Lucy Danser’s new play explores the friendship between siblings Madani (Issy Rawbone) and Maryam (Zarima McDermott) and their schoolmate Alex (Aoife Smyth) from the first moment they meet, at eight or nine, to the long summer after A-levels. Each narrates their experience of the intervening ten years, as the stories they tell each other and themselves begin to diverge, and secrets fill the gaps.
At first the direction seems confused. The early scenes are cluttered with too many costume changes and odd choices; despite playing siblings, Rawbone and McDermott adopt entirely different accents, and both occasionally confuse acting young for being loud. A blank in Madani and Maryam’s narratives around their father feels too deliberate, as though the show is unwilling to broach a topic it won’t fully confront. (After a single racial slur early on, race never comes up again either). However, the otherwise adroit script zips along and the cast are all energetic performers, charging around the space and keeping things moving.

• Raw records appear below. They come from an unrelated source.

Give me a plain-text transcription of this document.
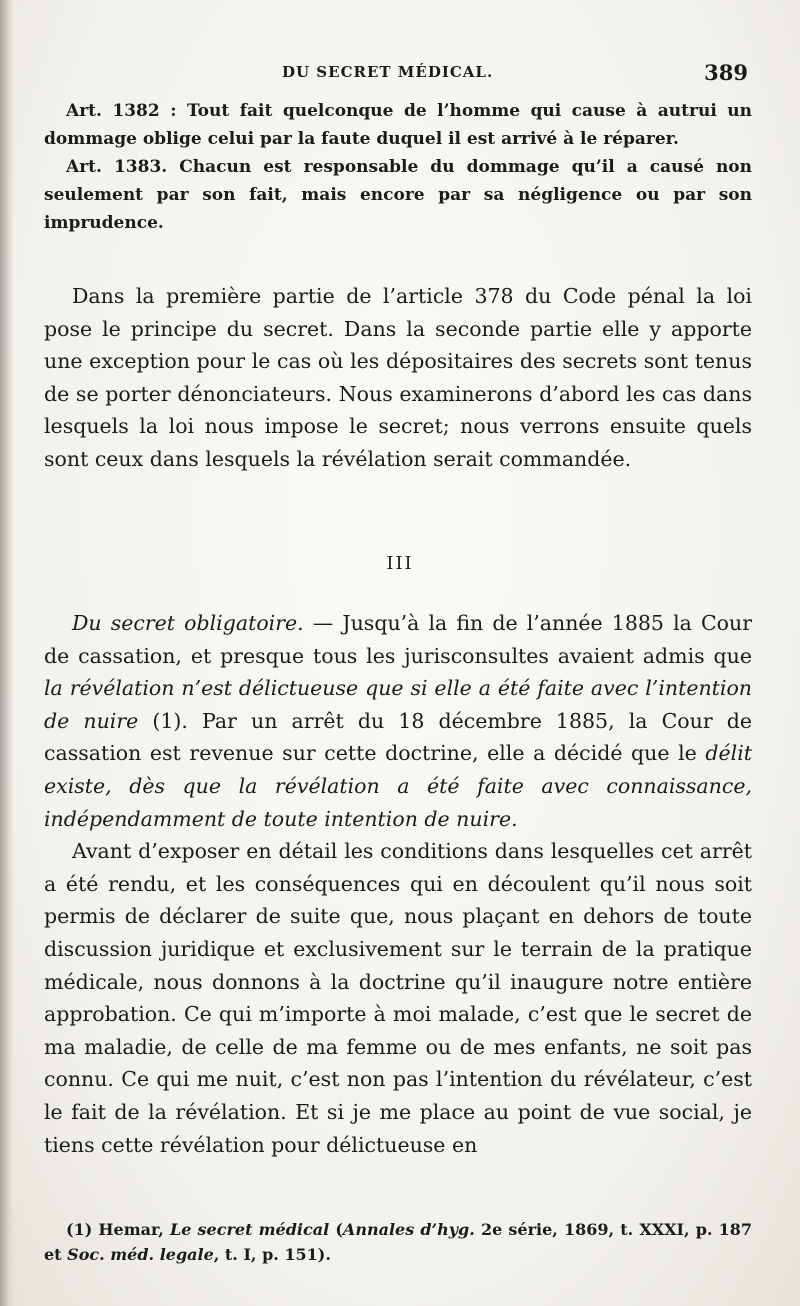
DU SECRET MÉDICAL.	389

Art. 1382 : Tout fait quelconque de l’homme qui cause à autrui un dommage oblige celui par la faute duquel il est arrivé à le réparer.

Art. 1383. Chacun est responsable du dommage qu’il a causé non seulement par son fait, mais encore par sa négligence ou par son imprudence.

Dans la première partie de l’article 378 du Code pénal la loi pose le principe du secret. Dans la seconde partie elle y apporte une exception pour le cas où les dépositaires des secrets sont tenus de se porter dénonciateurs. Nous examinerons d’abord les cas dans lesquels la loi nous impose le secret; nous verrons ensuite quels sont ceux dans lesquels la révélation serait commandée.

III

Du secret obligatoire. — Jusqu’à la fin de l’année 1885 la Cour de cassation, et presque tous les jurisconsultes avaient admis que la révélation n’est délictueuse que si elle a été faite avec l’intention de nuire (1). Par un arrêt du 18 décembre 1885, la Cour de cassation est revenue sur cette doctrine, elle a décidé que le délit existe, dès que la révélation a été faite avec connaissance, indépendamment de toute intention de nuire.

Avant d’exposer en détail les conditions dans lesquelles cet arrêt a été rendu, et les conséquences qui en découlent qu’il nous soit permis de déclarer de suite que, nous plaçant en dehors de toute discussion juridique et exclusivement sur le terrain de la pratique médicale, nous donnons à la doctrine qu’il inaugure notre entière approbation. Ce qui m’importe à moi malade, c’est que le secret de ma maladie, de celle de ma femme ou de mes enfants, ne soit pas connu. Ce qui me nuit, c’est non pas l’intention du révélateur, c’est le fait de la révélation. Et si je me place au point de vue social, je tiens cette révélation pour délictueuse en

(1) Hemar, Le secret médical (Annales d’hyg. 2e série, 1869, t. XXXI, p. 187 et Soc. méd. legale, t. I, p. 151).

Once the group reach that last summer, the show improves tenfold. Smyth is a revelation, pulling together tremendous comic timing and her extraordinary range as Alex is forced to reckon with adulthood too soon. The writing handles the subject of a traumatic sexual encounter with nuance, sensitivity and grace, and Smyth performs it beautifully. Here there are no gaps - all angles and perspectives are fully explored, without flinching away from uncomfortable possibilities. The resolution, such as it is, is similarly complex and bittersweet.